During his visit, Jabbarov also met with Israeli President Isaac Herzog and senior business leaders. He is the first Azerbaijani minister to visit Israel since the Hamas-led invasion of and massacre across southern Israel on Oct. 7, 2023, which triggered the Gaza war.

Last month, Hikmet Hajiyev, the assistant to Azerbaijani President Ilham Aliyev, met with Israeli Prime Minister Benjamin Netanyahu to discuss bilateral ties and regional developments on his second such trip in the last three months.

Azerbaijan’s ties with Israel have long been significant, with the country serving as the Jewish state’s most vital ally in the Caucasus and Central Asia for more than three decades, fostering a partnership that spans energy security, defense, and intelligence.

As of 2019, Azerbaijan supplied over a third of the Jewish state’s oil. Last year, Israel was the sixth-biggest buyer of oil from Azerbaijan, with sales totaling $713 million.

Meanwhile, Baku has acquired advanced Israeli defense systems, including the “Barak MX” missile system and surveillance satellites, and remains a leading buyer of Israeli military hardware, which was crucial in its 2020 war with Armenia.
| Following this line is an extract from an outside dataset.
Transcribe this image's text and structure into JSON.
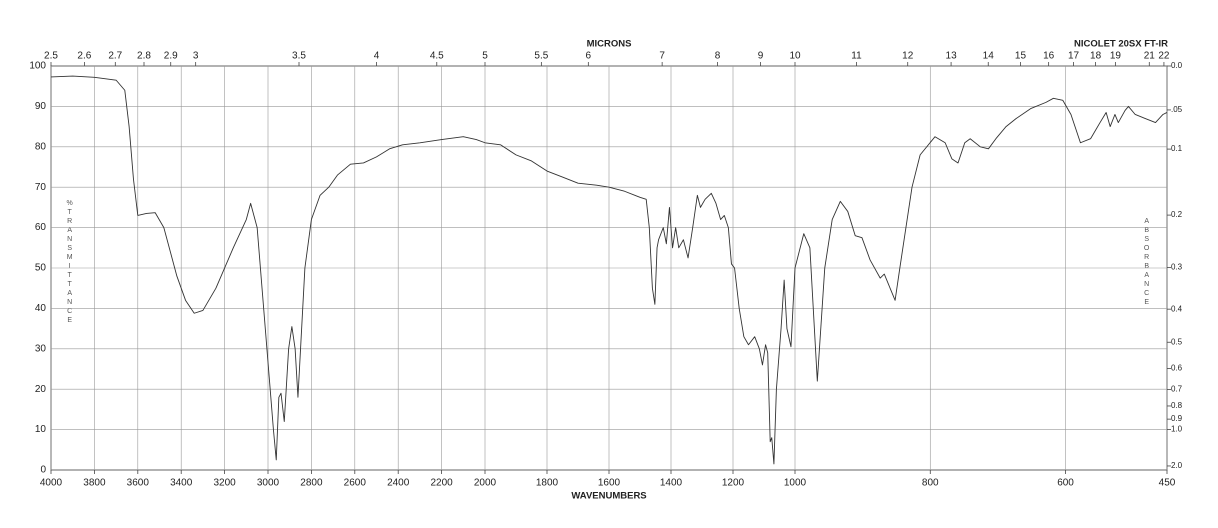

Last month, Israel and SOCAR struck a major energy deal in which the Azerbaijani state oil company invested heavily in in Israel’s offshore gas fields. The deal made SOCAR a significant stakeholder in the Tamar gas field, which is a major natural gas source for Israel and has turned the country into a gas exporter in the region.

The agreement also marked one of the latest examples of Azerbaijan’s growing influence in the Middle East.

Azerbaijan’s strategic importance stems not only from its economic influence in the region but also from its role at the crossroads of a growing pro-Western bloc countering the regional ambitions of Iran, with which Azerbaijan shares a long border.

The Abraham Accords reshaped regional alliances during US President Donald Trump’s first term, and experts have argued that his current administration could further this shift, with Azerbaijan – a country that shares hundreds of miles of border with Iran while maintaining strong ties with Israel and Turkey – playing a key role in balancing regional power blocs and advancing Trump’s goals for the Middle East.